(ANNAPOLIS, Md.) — In a small ceremony on Tuesday, the U.S. Navy christened its latest Ghost Fleet Overlord unmanned surface vehicle, putting the service on a path to ramp up autonomy experimentation with its fleet of USVs.
Mariner, which Gulf Craft built on spec as a crewboat at its Franklin, La., facility under prime contractor Leidos, will help the Navy advance testing for the autonomous technology needed for USVs. It will also add to the wide array of commercial systems – like sensors, satellite links, radars and communications suites – that the Navy is experimenting with across its fleet of USVs.

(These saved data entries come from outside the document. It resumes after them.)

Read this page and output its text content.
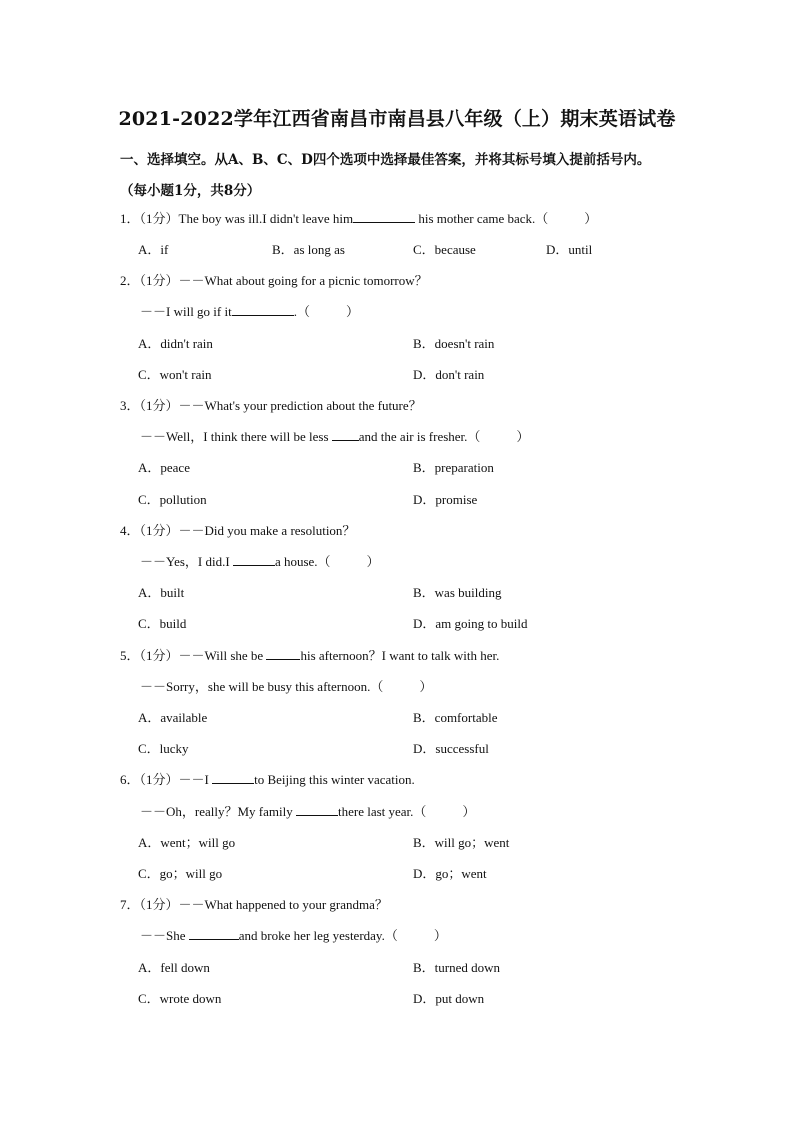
2021-2022学年江西省南昌市南昌县八年级（上）期末英语试卷
一、选择填空。从A、B、C、D四个选项中选择最佳答案，并将其标号填入提前括号内。
（每小题1分，共8分）
1．（1分）The boy was ill.I didn't leave him	his mother came back.（	）
A．if	B．as long as	C．because	D．until
2．（1分）－－What about going for a picnic tomorrow？
－－I will go if it	.（	）
A．didn't rain	B．doesn't rain
C．won't rain	D．don't rain
3．（1分）－－What's your prediction about the future？
－－Well，I think there will be less and the air is fresher.（	）
A．peace	B．preparation
C．pollution	D．promise
4．（1分）－－Did you make a resolution？
－－Yes，I did.I	a house.（	）
A．built	B．was building
C．build	D．am going to build
5．（1分）－－Will she be	his afternoon？I want to talk with her.
－－Sorry，she will be busy this afternoon.（	）
A．available	B．comfortable
C．lucky	D．successful
6．（1分）－－I	to Beijing this winter vacation.
－－Oh，really？My family	there last year.（	）
A．went；will go	B．will go；went
C．go；will go	D．go；went
7．（1分）－－What happened to your grandma？
－－She	and broke her leg yesterday.（	）
A．fell down	B．turned down
C．wrote down	D．put down
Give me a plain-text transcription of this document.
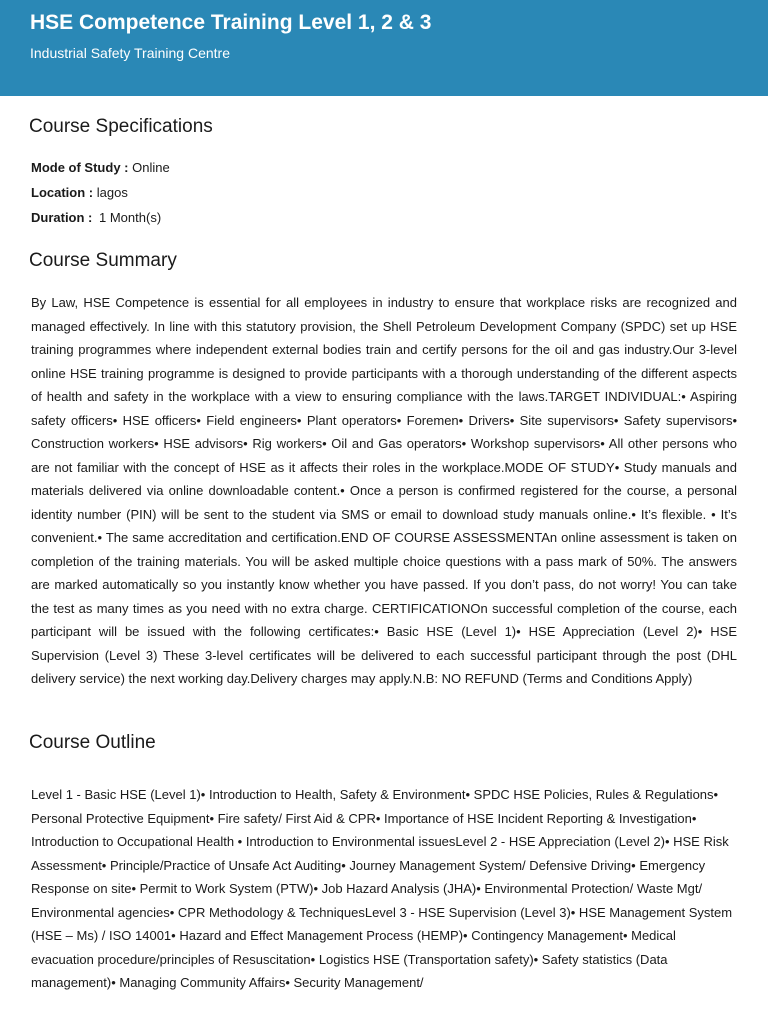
HSE Competence Training Level 1, 2 & 3
Industrial Safety Training Centre
Course Specifications
Mode of Study : Online
Location : lagos
Duration : 1 Month(s)
Course Summary

By Law, HSE Competence is essential for all employees in industry to ensure that workplace risks are recognized and managed effectively. In line with this statutory provision, the Shell Petroleum Development Company (SPDC) set up HSE training programmes where independent external bodies train and certify persons for the oil and gas industry.Our 3-level online HSE training programme is designed to provide participants with a thorough understanding of the different aspects of health and safety in the workplace with a view to ensuring compliance with the laws.TARGET INDIVIDUAL:• Aspiring safety officers• HSE officers• Field engineers• Plant operators• Foremen• Drivers• Site supervisors• Safety supervisors• Construction workers• HSE advisors• Rig workers• Oil and Gas operators• Workshop supervisors• All other persons who are not familiar with the concept of HSE as it affects their roles in the workplace.MODE OF STUDY• Study manuals and materials delivered via online downloadable content.• Once a person is confirmed registered for the course, a personal identity number (PIN) will be sent to the student via SMS or email to download study manuals online.• It’s flexible. • It’s convenient.• The same accreditation and certification.END OF COURSE ASSESSMENTAn online assessment is taken on completion of the training materials. You will be asked multiple choice questions with a pass mark of 50%. The answers are marked automatically so you instantly know whether you have passed. If you don’t pass, do not worry! You can take the test as many times as you need with no extra charge. CERTIFICATIONOn successful completion of the course, each participant will be issued with the following certificates:• Basic HSE (Level 1)• HSE Appreciation (Level 2)• HSE Supervision (Level 3) These 3-level certificates will be delivered to each successful participant through the post (DHL delivery service) the next working day.Delivery charges may apply.N.B: NO REFUND (Terms and Conditions Apply)

Course Outline

Level 1 - Basic HSE (Level 1)• Introduction to Health, Safety & Environment• SPDC HSE Policies, Rules & Regulations• Personal Protective Equipment• Fire safety/ First Aid & CPR• Importance of HSE Incident Reporting & Investigation• Introduction to Occupational Health • Introduction to Environmental issuesLevel 2 - HSE Appreciation (Level 2)• HSE Risk Assessment• Principle/Practice of Unsafe Act Auditing• Journey Management System/ Defensive Driving• Emergency Response on site• Permit to Work System (PTW)• Job Hazard Analysis (JHA)• Environmental Protection/ Waste Mgt/ Environmental agencies• CPR Methodology & TechniquesLevel 3 - HSE Supervision (Level 3)• HSE Management System (HSE – Ms) / ISO 14001• Hazard and Effect Management Process (HEMP)• Contingency Management• Medical evacuation procedure/principles of Resuscitation• Logistics HSE (Transportation safety)• Safety statistics (Data management)• Managing Community Affairs• Security Management/
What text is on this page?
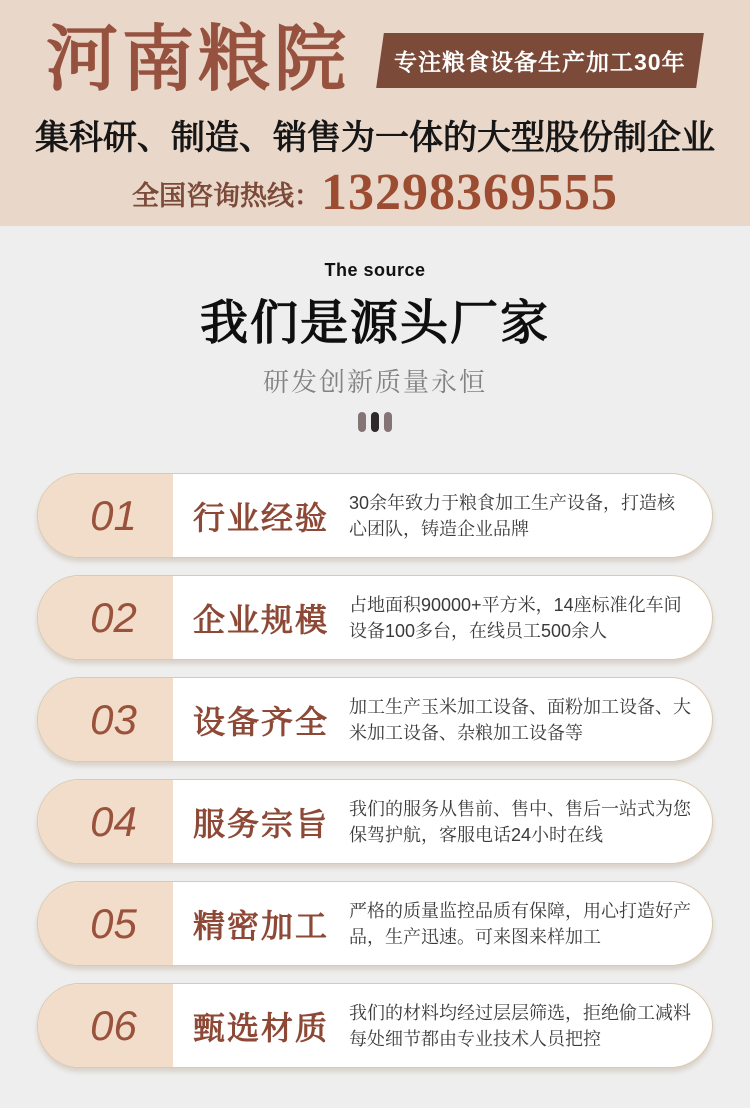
河南粮院	专注粮食设备生产加工30年
集科研、制造、销售为一体的大型股份制企业
全国咨询热线： 13298369555
The source
我们是源头厂家
研发创新质量永恒
01 行业经验	30余年致力于粮食加工生产设备，打造核心团队，铸造企业品牌
02 企业规模	占地面积90000+平方米，14座标准化车间设备100多台，在线员工500余人
03 设备齐全	加工生产玉米加工设备、面粉加工设备、大米加工设备、杂粮加工设备等
04 服务宗旨	我们的服务从售前、售中、售后一站式为您保驾护航，客服电话24小时在线
05 精密加工	严格的质量监控品质有保障，用心打造好产品，生产迅速。可来图来样加工
06 甄选材质	我们的材料均经过层层筛选，拒绝偷工减料每处细节都由专业技术人员把控
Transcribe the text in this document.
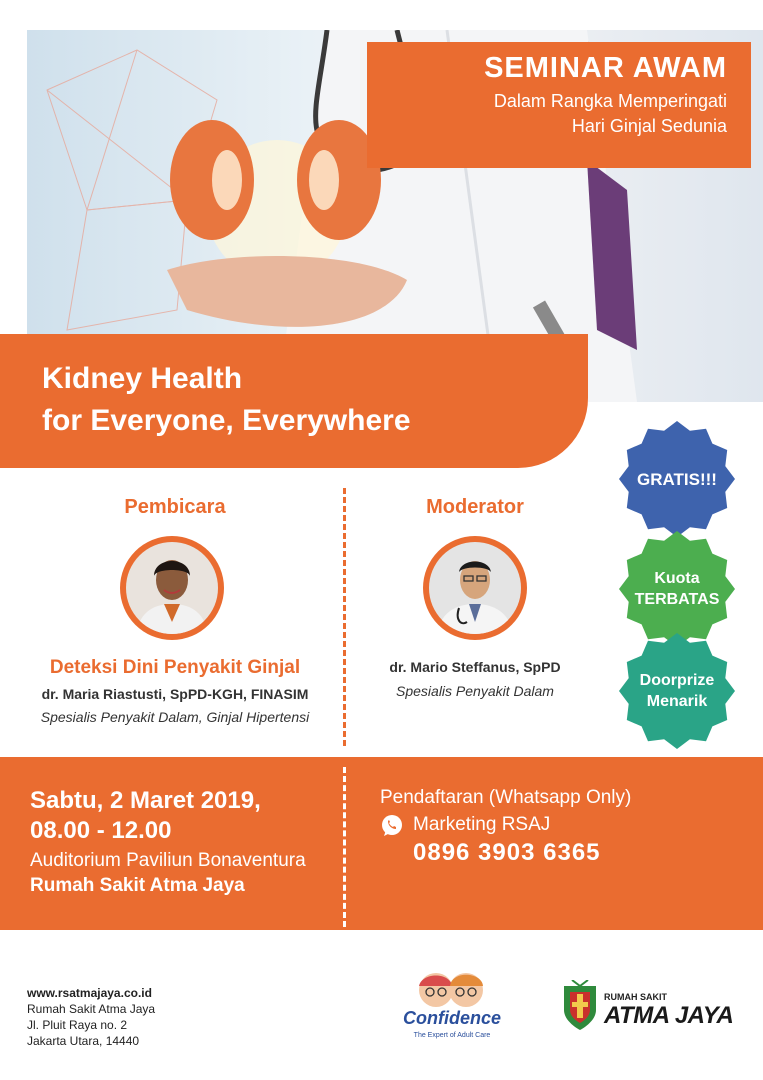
SEMINAR AWAM
Dalam Rangka Memperingati
Hari Ginjal Sedunia
Kidney Health
for Everyone, Everywhere
Pembicara
Deteksi Dini Penyakit Ginjal
dr. Maria Riastusti, SpPD-KGH, FINASIM
Spesialis Penyakit Dalam, Ginjal Hipertensi
Moderator
dr. Mario Steffanus, SpPD
Spesialis Penyakit Dalam
GRATIS!!!
Kuota
TERBATAS
Doorprize
Menarik
Sabtu, 2 Maret 2019,
08.00 - 12.00
Auditorium Paviliun Bonaventura
Rumah Sakit Atma Jaya
Pendaftaran (Whatsapp Only)
Marketing RSAJ
0896 3903 6365
www.rsatmajaya.co.id
Rumah Sakit Atma Jaya
Jl. Pluit Raya no. 2
Jakarta Utara, 14440
Confidence
The Expert of Adult Care
RUMAH SAKIT
ATMA JAYA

“Besides this platform doing a lot of work in … allowing us to test and mature basically our system engineering pillars – which are really applicable to no matter what we built, whether it’s (a large unmanned surface vehicle) or MUSVs or something else – a lot of the basics here, the perception and the autonomy, the reliable machinery, almost all of that can cross over between those classes. The real differences are the size of the engines,” Rear Adm. Casey Moton, the program executive officer for unmanned and small combatants, told reporters on Tuesday.
The basic design of Mariner is similar to other craft on the Gulf Coast used to support oil rigs and was halfway built when the Navy purchased it, according to Brian Fitzpatrick, the principal assistant program manager for USVs at the Naval Sea Systems Command’s unmanned maritime systems program office, or PMS 406.
The 194-foot-long Mariner is also equipped with datalinks and systems to function as a mothership for other USVs, making it easier for the Navy to now experiment with multiple unmanned craft at the same time.
“Now we can take two of our USVs and go out and do multi-vessel (operations) and control and not necessarily have to take a DDG off of actual fleet operations to go to that,” Moton said. “It gives us that ability to just get there that much more quickly through the testing and the different scenarios.”
Mariner also features the command and control portions of the Aegis combat system and can link to other Aegis ships in the fleet. The Navy added a third electrical generator on top of the two generators in the original design for redundancy and the aft part of the USV can fit containerized payloads. The convertible mission area can accommodate two 20-foot payloads in the front and either four 40-foot payloads or eight 20-food payloads in the back.
Mariner will head to the West Coast to join the Navy’s other MUSVs under San Diego-based Unmanned Surface Vessel Division One in fiscal year 2023.
Moton said that while the goal is to have Mariner perform long transoceanic transits, the Navy still needs to figure out the refueling piece for USVs.
“We actually have some (science and technology) work going on into how to do like a stern refueling while it’s unmanned. But for now, when we’re going to refuel the vessel, we actually put humans aboard and we refuel it because it’s a complex operation,” Moton said.
While the service currently refuels the USVs with humans aboard, it plans to do a refueling test next year to see how it can function without a human in the loop.
“We have to go through the not just the getting people onboard and doing it with the USV, but also us working with the oiler and how many people do we need to do that from a (concept of operations) development standpoint,” Fitzpatrick said.
Mariner is the fourth MUSV that’s part of the Ghost Fleet Overlord effort but the third to deliver to the Navy. The third USV, Vanguard, is under construction at Austal USA under prime contractor L3Harris Technologies.
Vanguard will be 205 feet long and Austal USA is building the hull to commercial standards, Fitzpatrick said. The additional length will allow Vanguard to carry more fuel and heavier payloads.
“The extra length – and it’s actually deeper – so it’s deeper, it’s wider and it’s longer. So lots more volume so we can get more fuel on board. We can also carry more payloads, not necessarily the size, the length of the payload, but the weight of the payload,” Fitzpatrick said.
The Navy just wrapped up fleetwide experimentation with the four MUSVs under USVDIV that participated in the biennial Rim of the Pacific 2022 exercise. Ghost Fleet Overlord test ships Nomad and Ranger, and the Defense Advanced Research Projects Agency-developed Sea Hunter and its sister ship, Seahawk, were each paired with a single destroyer during RIMPAC.
Fitzpatrick said the RIMPAC experimentation yielded 400 terabytes of data that the Navy will spend the next few months combing through to filter what data it needs.
“We’ve been standing up pipelines to bring that data in to be able to do automated processing of that,” he said.
“Right now, it’s collect everything we can. Collect everything we can. There’s a certain amount from a (COLREGS) side and (hull, mechanical and electrical) side that we know we want to collect,” Fitzpatrick continued. “But right now we’re pulling everything and then it’s got to set the pipeline up to make that not a two or three month evolution, but a couple days.”